Finalmente, é necessária a contatação de que o trabalho inovador não pode ser organizado e realizado dentro das unidades administrativas normais, ou seja, departamentos preocupados principalmente com o trabalho de hoje e do futuro. Ele precisará ser organizado em separado, com princípios estruturais diferentes e em componentes estruturais diferentes. Acima de tudo, as demandas de autodisciplina na gestão e de clareza no direcionamento e nos objetivos são muito maiores no trabalho inovador e devem ser estendidas para um círculo muito maior de pessoas. Assim, a organização inovadora, embora fazendo parte organicamente do negócio em andamento, precisa ser separada estrutural e administrativamente. Para que os empresários possam construir e liderar organizações inovadoras, precisarão, então conseguir fazer ambas as coisas: administrar o já conhecido e criar o novo e desconhecido. Precisarão conseguir otimizar o negócio existente e maximizar o negócio em potencial.

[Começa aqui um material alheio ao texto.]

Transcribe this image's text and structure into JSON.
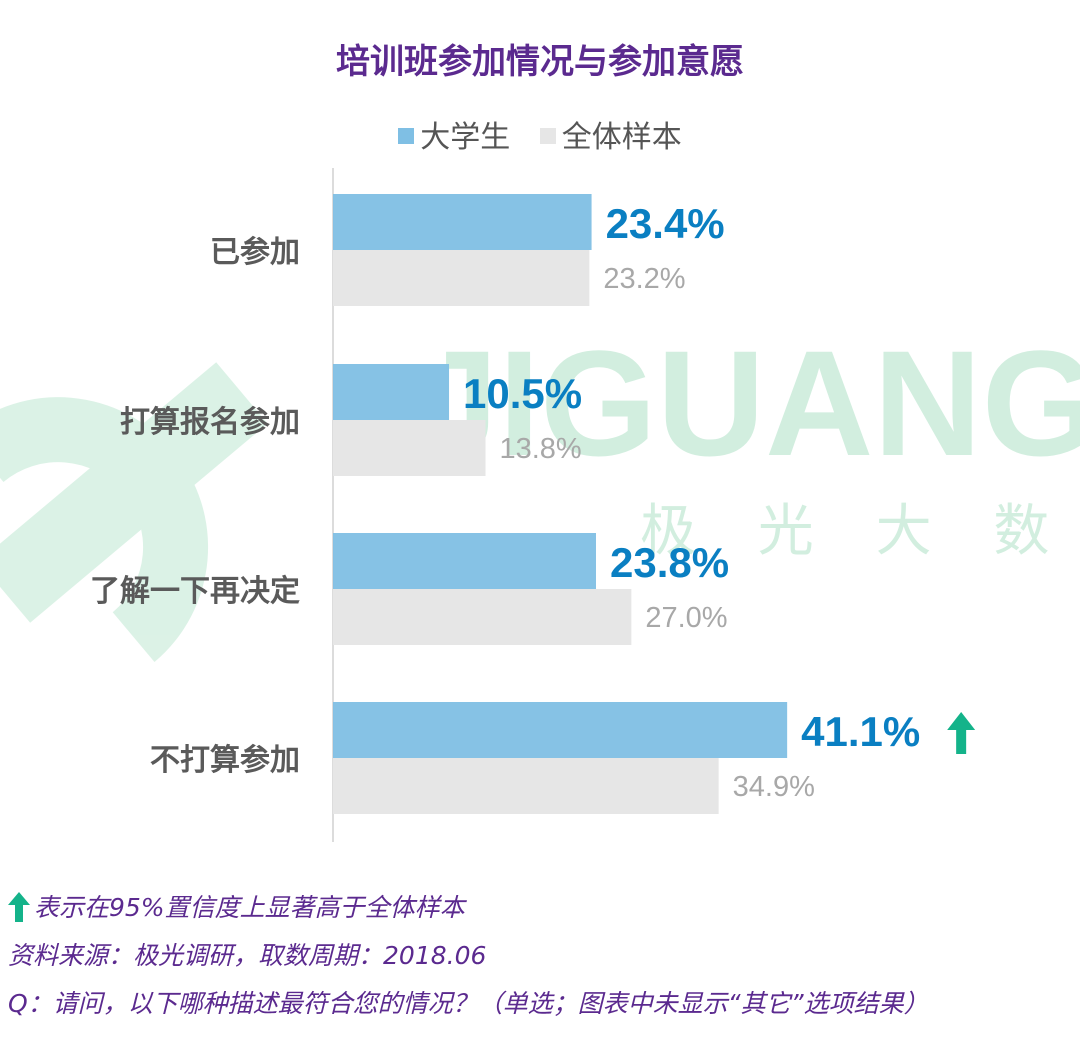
{
  "colors": {
    "primary_bar": "#7fbfe4",
    "secondary_bar": "#e6e6e6",
    "primary_text": "#0a7fc2",
    "secondary_text": "#a8a8a8",
    "title": "#5b2a8f",
    "significance_arrow": "#14b38a",
    "watermark": "#bfe8d2"
  },
  "watermark": {
    "brand": "JIGUANG",
    "subtitle": "极 光 大 数 据"
  },
  "footnotes": {
    "significance": "表示在95%置信度上显著高于全体样本",
    "source": "资料来源：极光调研，取数周期：2018.06",
    "question": "Q：请问，以下哪种描述最符合您的情况？（单选；图表中未显示“其它”选项结果）"
  },
  "chart_data": {
    "type": "bar",
    "orientation": "horizontal",
    "title": "培训班参加情况与参加意愿",
    "legend_position": "top",
    "grid": false,
    "xlim": [
      0,
      50
    ],
    "unit": "%",
    "categories": [
      "已参加",
      "打算报名参加",
      "了解一下再决定",
      "不打算参加"
    ],
    "series": [
      {
        "name": "大学生",
        "values": [
          23.4,
          10.5,
          23.8,
          41.1
        ],
        "labels": [
          "23.4%",
          "10.5%",
          "23.8%",
          "41.1%"
        ],
        "significant": [
          false,
          false,
          false,
          true
        ]
      },
      {
        "name": "全体样本",
        "values": [
          23.2,
          13.8,
          27.0,
          34.9
        ],
        "labels": [
          "23.2%",
          "13.8%",
          "27.0%",
          "34.9%"
        ]
      }
    ]
  }
}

Para a maioria dos empresários, estas ideias são estranhas e, de fato, um pouco assustadoras. Mas existem muitas empresas realmente inovadoras no mercado ( em praticamente todos os países ) mostrando que a tarefa pode ser realizada e que certamente é factível. Na verdade, é necessário, em primeiro lugar, o reconhecimento ( que falta até agora no pensamento administrativo e em quase toda literatura sobre gestão ) de que a organização inovadora é uma organização distinta e diferente, e não apenas uma organização tradicional ligeiramente modificada. Outras informações podem ser obtidas no livro Rumo à nova economia, de autoria de Peter F. Drucker.